Every morning I check CollectorsFrenzy. That’s the site where you can see the 25 most expensive records that sold on Ebay the previous day.
There’s a LOT of discussion these days about the records on Collector’s Frenzy. That’s because in my opinion* there’s been a rash of fake acetates selling for big money. Hundreds and thousands of dollars paid for fake Led Zeppelin, Doors, Beatles, David Bowie, Rolling Stones and Bob Dylan acetates. Every time one sells, I cringe for the person who bought it. People paying hard earned money for a worthless fake, and probably none-the-wiser until they try to sell it, years later.
Just this week I received an email from someone wanting to sell five Beatles acetates they had bought on Ebay. I told him unfortunately they were fakes, and never heard back. I forwarded the email to a fellow dealer, who it turns out had told him the same thing the week before. The acetate owner told him he was going to try to consign them to an auction house. Oh boy.
As a collector and dealer of high end music memorabilia, I get lots of inquiries for people selling music collectibles. Most of it is authentic, but I do get the occasional fake autograph, second printing poster sold as a first, or fake acetate. But it’s crazy time for acetates now. With scanners, color printers, photoshop and access to acetate cutters, a few bad apples have gone wild.
I won’t write about how I know that these are obvious fakes. It would be akin to giving crooks an instruction book on making better forgeries. Suffice to say I’ve been collecting and dealing in rare records (and acetates) for 42 years. I worked for A&M and Warner Bros. Records for nearly 20 years, and got many real acetates in the course of my job. So I’ve got a very good idea of what a genuine acetate looks like. And I’ve never seen anything that looks like these.

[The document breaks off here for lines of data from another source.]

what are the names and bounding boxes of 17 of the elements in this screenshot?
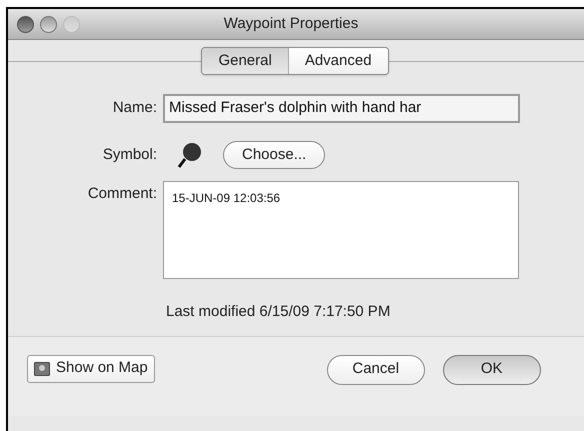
ok-button[interactable]: OK [442,354,541,384]
cancel-button[interactable]: Cancel [326,354,425,384]
tab[interactable]: General [202,48,289,74]
field-label: Name: [112,98,158,118]
pin-icon [177,142,203,168]
name-field[interactable]: Missed Fraser's dolphin with hand har [163,94,520,123]
map-icon [34,362,50,376]
field-label: Comment: [86,184,158,204]
field-label: Symbol: [102,144,158,165]
close-button[interactable] [17,16,34,33]
window-title: Waypoint Properties [224,14,360,34]
comment-field[interactable]: 15-JUN-09 12:03:56 [163,181,519,279]
tab[interactable]: Advanced [288,48,388,74]
show-on-map-button[interactable]: Show on Map [27,354,155,382]
minimize-button[interactable] [40,16,57,33]
last-modified-text: Last modified 6/15/09 7:17:50 PM [166,302,392,322]
choose-button[interactable]: Choose... [223,141,326,169]
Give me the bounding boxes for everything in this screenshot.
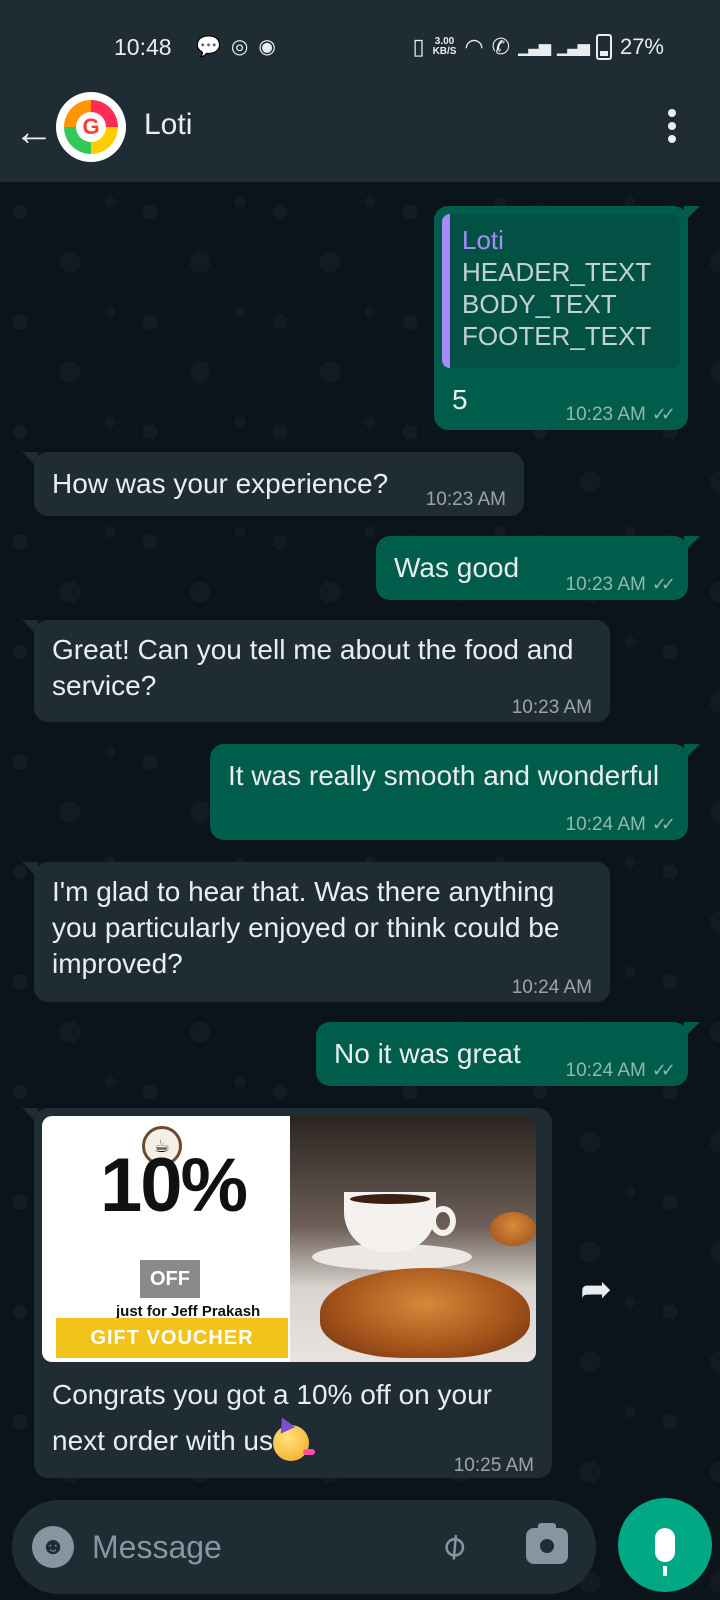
- read-ticks-icon: ✓✓: [651, 814, 676, 834]
- croissant-shape: [320, 1268, 530, 1358]
- mic-button[interactable]: [618, 1498, 712, 1592]
- signal-icon-2: ▁▃▅: [557, 39, 590, 56]
- attach-icon[interactable]: ⌀: [431, 1522, 475, 1568]
- wifi-icon: ◠: [464, 34, 484, 59]
- more-options-icon[interactable]: [668, 104, 676, 148]
- message-time: 10:24 AM ✓✓: [565, 1060, 677, 1081]
- voucher-image[interactable]: ☕ 10% OFF just for Jeff Prakash GIFT VOU…: [42, 1116, 536, 1362]
- quoted-sender: Loti: [462, 225, 504, 255]
- message-incoming[interactable]: Great! Can you tell me about the food an…: [22, 620, 610, 722]
- message-time: 10:25 AM: [453, 1455, 534, 1476]
- forward-icon[interactable]: ➦: [572, 1266, 620, 1314]
- avatar-logo: G: [64, 100, 118, 154]
- message-text: How was your experience?: [52, 468, 389, 499]
- message-incoming-image[interactable]: ☕ 10% OFF just for Jeff Prakash GIFT VOU…: [22, 1108, 552, 1478]
- message-time: 10:23 AM ✓✓: [565, 404, 677, 425]
- notification-icons: 💬◎◉: [196, 34, 286, 59]
- emoji-icon[interactable]: ☻: [32, 1526, 74, 1568]
- read-ticks-icon: ✓✓: [651, 1060, 676, 1080]
- back-arrow-icon[interactable]: ←: [14, 110, 54, 155]
- battery-percent: 27%: [619, 34, 664, 59]
- message-incoming[interactable]: How was your experience? 10:23 AM: [22, 452, 524, 516]
- signal-icon: ▁▃▅: [518, 39, 551, 56]
- quoted-line: HEADER_TEXT: [462, 257, 652, 287]
- network-speed: 3.00 KB/S: [433, 37, 457, 57]
- message-outgoing[interactable]: Loti HEADER_TEXT BODY_TEXT FOOTER_TEXT 5…: [434, 206, 700, 430]
- vibrate-icon: ▯: [412, 34, 425, 59]
- network-speed-unit: KB/S: [432, 46, 457, 57]
- message-time: 10:23 AM: [425, 489, 506, 510]
- quoted-line: FOOTER_TEXT: [462, 321, 652, 351]
- message-incoming[interactable]: I'm glad to hear that. Was there anythin…: [22, 862, 610, 1002]
- avatar[interactable]: G: [56, 92, 126, 162]
- message-text: No it was great: [334, 1038, 521, 1069]
- partying-face-emoji-icon: [273, 1424, 315, 1461]
- message-composer: ☻ ⌀: [12, 1500, 596, 1594]
- message-outgoing[interactable]: No it was great 10:24 AM ✓✓: [316, 1022, 700, 1086]
- message-time: 10:23 AM ✓✓: [565, 574, 677, 595]
- read-ticks-icon: ✓✓: [651, 404, 676, 424]
- message-text: 5: [452, 384, 468, 415]
- read-ticks-icon: ✓✓: [651, 574, 676, 594]
- coffee-croissant-photo: [290, 1116, 536, 1362]
- quoted-message[interactable]: Loti HEADER_TEXT BODY_TEXT FOOTER_TEXT: [442, 214, 680, 368]
- message-time: 10:23 AM: [511, 697, 592, 718]
- contact-name[interactable]: Loti: [144, 108, 192, 142]
- message-time: 10:24 AM ✓✓: [565, 814, 677, 835]
- camera-icon[interactable]: [526, 1523, 568, 1564]
- reddit-icon: ◉: [258, 36, 286, 58]
- message-time: 10:24 AM: [511, 977, 592, 998]
- instagram-icon: ◎: [230, 36, 259, 58]
- status-right: ▯ 3.00 KB/S ◠ ✆ ▁▃▅ ▁▃▅ 27%: [412, 34, 664, 60]
- message-text: Was good: [394, 552, 520, 583]
- voucher-panel: ☕ 10% OFF just for Jeff Prakash GIFT VOU…: [42, 1116, 290, 1362]
- message-outgoing[interactable]: Was good 10:23 AM ✓✓: [376, 536, 700, 600]
- cup-handle-shape: [430, 1206, 456, 1236]
- chat-header: ← G Loti: [0, 90, 720, 182]
- message-text: I'm glad to hear that. Was there anythin…: [52, 876, 560, 979]
- croissant-shape: [490, 1212, 536, 1246]
- message-text: It was really smooth and wonderful: [228, 760, 660, 791]
- message-input[interactable]: [92, 1520, 432, 1574]
- quoted-line: BODY_TEXT: [462, 289, 617, 319]
- avatar-letter: G: [76, 112, 106, 142]
- volte-icon: ✆: [491, 34, 511, 59]
- mic-icon: [655, 1528, 675, 1576]
- gift-voucher-label: GIFT VOUCHER: [56, 1318, 288, 1358]
- battery-icon: [595, 34, 612, 60]
- coffee-cup-shape: [344, 1192, 436, 1252]
- voucher-off-label: OFF: [140, 1260, 200, 1298]
- status-bar: 10:48 💬◎◉ ▯ 3.00 KB/S ◠ ✆ ▁▃▅ ▁▃▅ 27%: [0, 0, 720, 90]
- message-text: Congrats you got a 10% off on your next …: [52, 1372, 522, 1464]
- voucher-percent: 10%: [100, 1143, 248, 1228]
- message-outgoing[interactable]: It was really smooth and wonderful 10:24…: [210, 744, 700, 840]
- status-time: 10:48: [114, 34, 172, 60]
- chat-icon: 💬: [196, 36, 231, 58]
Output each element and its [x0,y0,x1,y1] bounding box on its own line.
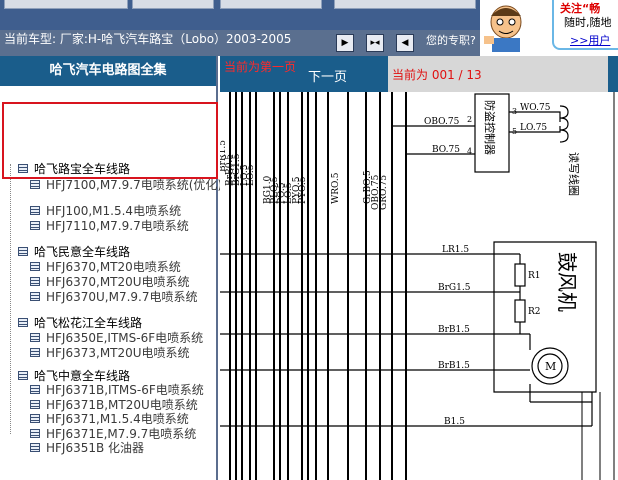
resistor-label: R2 [528,307,541,317]
top-toolbar [0,0,480,30]
wire-label: WO.75 [520,103,551,113]
wire-label: WRO.5 [331,172,341,204]
contact-label: 您的专职? [426,34,476,47]
toolbar-button[interactable] [4,0,128,9]
sidebar: 哈飞汽车电路图全集 哈飞路宝全车线路 HFJ7100,M7.9.7电喷系统(优化… [0,56,222,480]
next-page-link[interactable]: 下一页 [308,66,347,85]
document-icon [30,348,40,357]
blower-label: 鼓风机 [555,252,579,312]
folder-icon [18,318,28,327]
wire-label: GRO.75 [379,175,389,210]
nav-next-icon[interactable]: ▶ [336,34,354,52]
car-info-bar: 当前车型: 厂家:H-哈飞汽车路宝（Lobo）2003-2005 ▶ ▸◂ ◀ … [0,30,480,56]
document-icon [30,277,40,286]
toolbar-button[interactable] [220,0,322,9]
vertical-wires [229,92,407,480]
wire-label: BrB1.5 [438,325,470,335]
toolbar-button[interactable] [132,0,214,9]
current-car-label: 当前车型: 厂家:H-哈飞汽车路宝（Lobo）2003-2005 [4,32,292,46]
sidebar-title: 哈飞汽车电路图全集 [0,56,216,86]
tree-item[interactable]: HFJ6373,MT20U电喷系统 [30,344,190,361]
tree-item[interactable]: HFJ6351B 化油器 [30,439,144,456]
nav-expand-icon[interactable]: ▸◂ [366,34,384,52]
page-indicator-box: 当前为 001 / 13 [388,56,608,92]
wire-label: PYO.5 [298,176,308,204]
ad-link[interactable]: >>用户 [570,32,610,48]
wire-label: OBO.75 [424,117,460,127]
folder-icon [18,371,28,380]
tree-item[interactable]: HFJ7110,M7.9.7电喷系统 [30,217,189,234]
wire-label: LR1.5 [442,245,469,255]
document-icon [30,262,40,271]
wire-label: LO.75 [520,123,547,133]
document-icon [30,292,40,301]
page-indicator: 当前为 001 / 13 [392,68,482,82]
blower-wire-labels: LR1.5 BrG1.5 BrB1.5 BrB1.5 B1.5 [438,245,471,427]
document-icon [30,333,40,342]
toolbar-button[interactable] [334,0,476,9]
ad-subtitle: 随时,随地 [564,16,612,29]
wire-label: BO.75 [432,145,460,155]
wiring-diagram-canvas: BrR1.5 BrR0.5 BrG1.5 LO.5 LO.5 BG1.0 PLO… [220,92,615,480]
wire-label: BrB1.5 [438,361,470,371]
right-side-wires [581,92,615,480]
document-icon [30,180,40,189]
motor-label: M [545,360,556,373]
document-icon [30,429,40,438]
blower-circuit [220,241,597,427]
wiring-diagram[interactable]: BrR1.5 BrR0.5 BrG1.5 LO.5 LO.5 BG1.0 PLO… [220,92,618,480]
pin-label: 2 [467,115,472,124]
tree-item[interactable]: HFJ6370U,M7.9.7电喷系统 [30,288,198,305]
pin-label: 4 [467,147,472,156]
anti-theft-controller-label: 防盗控制器 [483,100,497,155]
nav-prev-icon[interactable]: ◀ [396,34,414,52]
wire-label: LO.5 [246,164,256,186]
document-icon [30,385,40,394]
document-icon [30,400,40,409]
read-write-coil-label: 读写线圈 [567,152,581,196]
folder-icon [18,247,28,256]
prev-page-link[interactable]: 当前为第一页 [224,60,296,74]
document-icon [30,221,40,230]
vertical-wire-labels: BrR1.5 BrR0.5 BrG1.5 LO.5 LO.5 BG1.0 PLO… [220,140,389,210]
wire-label: B1.5 [444,417,465,427]
selection-highlight [2,102,218,179]
ad-banner[interactable]: 关注“畅 随时,随地 >>用户 [480,0,618,56]
resistor-label: R1 [528,271,541,281]
diagram-nav-bar: 当前为第一页 下一页 当前为 001 / 13 [220,56,618,92]
document-icon [30,414,40,423]
document-icon [30,206,40,215]
tree-connector [10,164,12,434]
wire-label: BrG1.5 [438,283,471,293]
document-icon [30,443,40,452]
mascot-icon [484,5,522,52]
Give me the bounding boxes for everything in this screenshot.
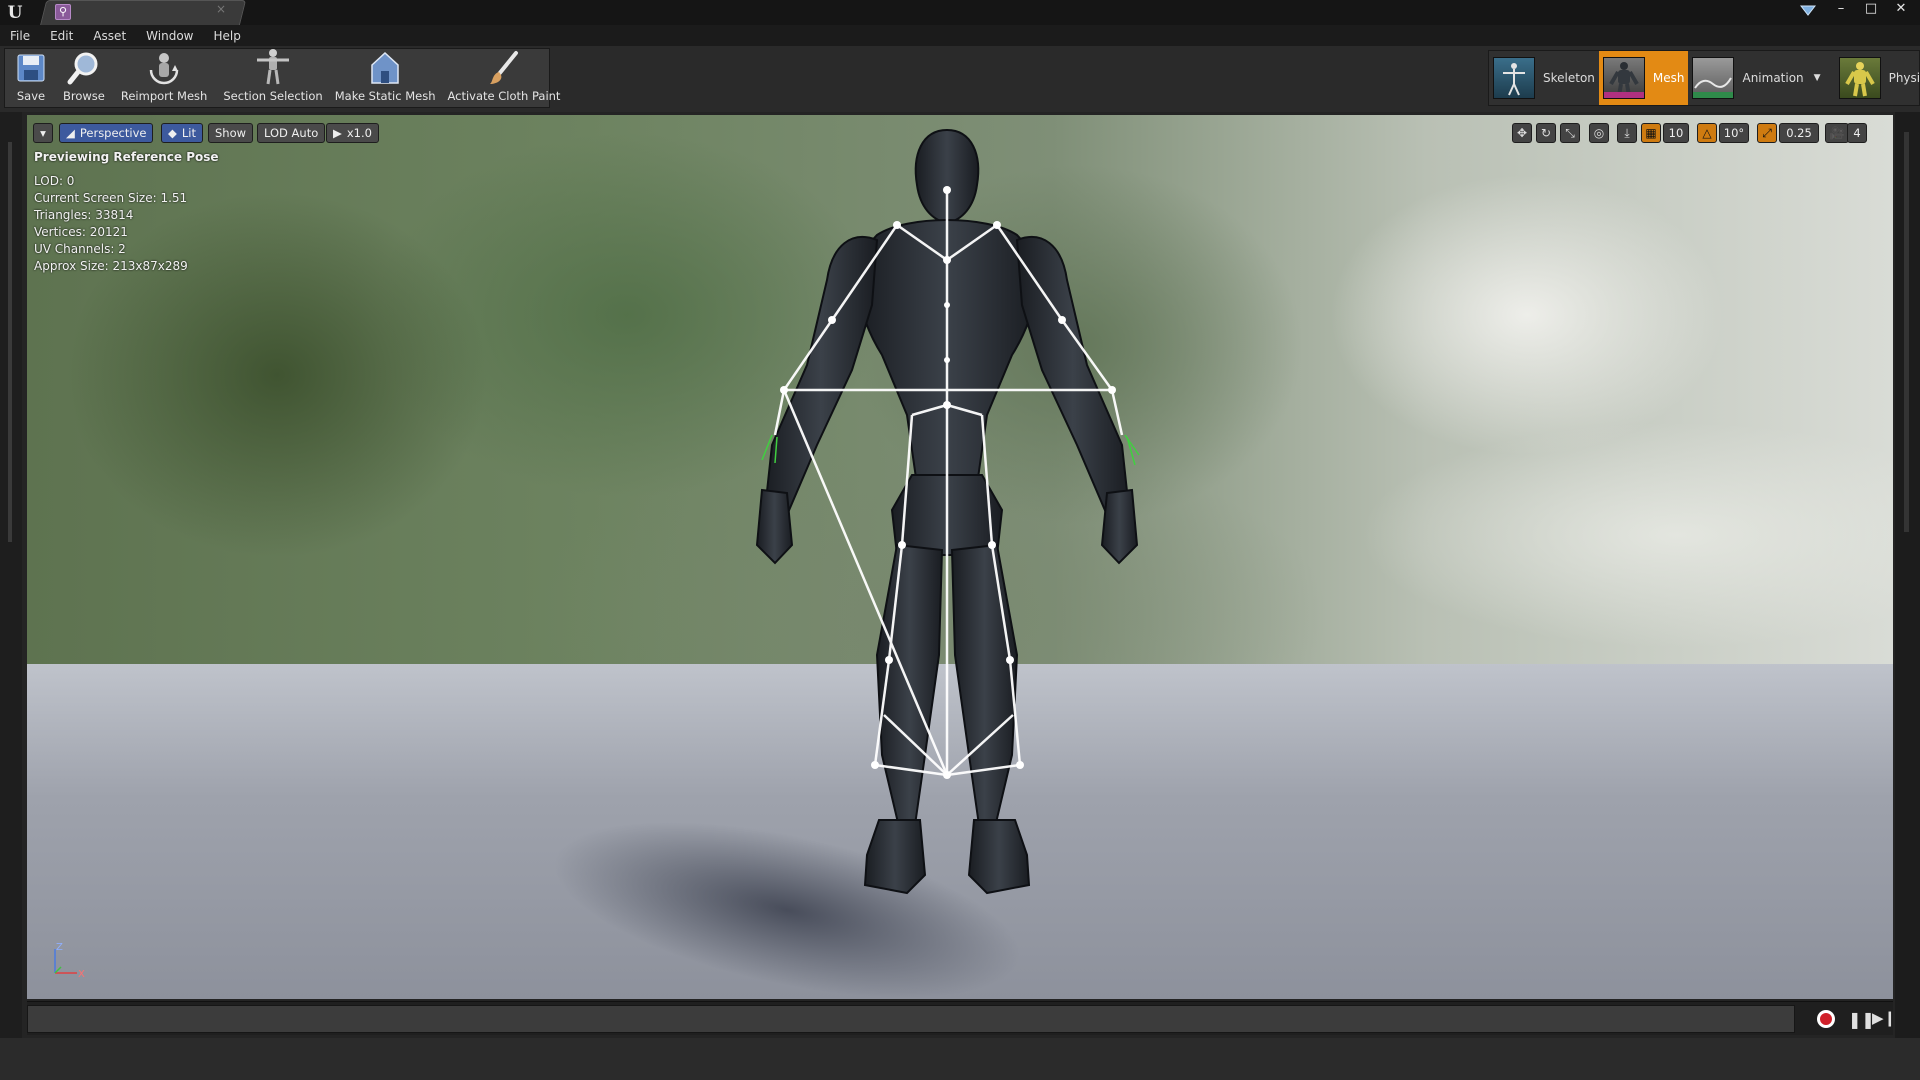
- play-icon: ▶: [333, 126, 342, 140]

Most of the classic rock acetates offered on Ebay now, especially the ones advertised as being from–ahem, a country in the Southern Hemisphere–look, in my opinion, ridiculous. I’ve also seen fake acetates sold by Italian dealers, and a large collection of fake Beatles acetates were sold by an American seller, which Richard Morton Jack has written about on his blog Galactic Ramble.
I love collecting records and music memorabilia. It’s a great hobby, the people are interesting, and you get to enjoy owning things that often appreciate in value. The dishonest people are few, happily. But the times seemed right to once again post some tips that anyone buying rare records, memorabilia or acetates or any collectible might want to follow.
1) If it sounds too good to be true, it almost always is. Nobody has an endless supply of ultra rare collectibles. Or acetates. These things are rare, folks. People like me literally travel the world and spend fortunes acquiring them. And with the internet, people know the value of truly rare things. You may find a bargain here and there, but an endless supply should be a huge red flag.
2) Buy from known and respected dealers who will give you a lifetime money-back guarantee of authenticity, in writing. Period. If they won’t do it, run the other direction. A good dealer has the expertise and does the research for you. It’s simple. I guarantee everything forever. So if I have any doubt about something, no matter how small, I don’t buy it. My reputation is far more important to me than any deal I might make. So I make sure that anything I offer is absolutely authentic and extensively researched–and any good dealer should. My friend Gary Greenberg has written about this on his blog Gary Rocks. Check it out.
3) A COA or letter of authenticity is worthless. If someone is dishonest enough to sell you a forgery, they’ll happily include a COA certifying the fake is authentic. The only thing that means anything is that written lifetime money-back guarantee (from someone who is well established and will take your call should there ever be a problem.)
4) Auction houses make mistakes too. People assume that if something that comes from an auction house, it must be genuine. And it is most of the time. But auction houses are generalists, not specialists. They sell what comes through the door. Some may know rock memorabilia, but they aren’t Bob Dylan handwriting experts. That’s why the better ones consult experts. I regularly get calls from auction houses wanting to know if Dylan handwritten items are authentic. Yet I still see fake Dylan items showing up in auction house catalogs. It’s not that they’re dishonest–they just may not have the resources or inclination to do their own research. The biggest auction houses only guarantee the authenticity of what they sell for five years. Some smaller houses don’t guarantee authenticity at all. Read the fine print. Do your own research. Ask questions.
*(I qualify this as my opinion as I don’t want to become involved in litigation that may erupt around this issue. Obviously everything on this blog is my opinion, but in the case of the fake acetates, this is also the opinion of every record expert and dealer I’ve spoken to about this.)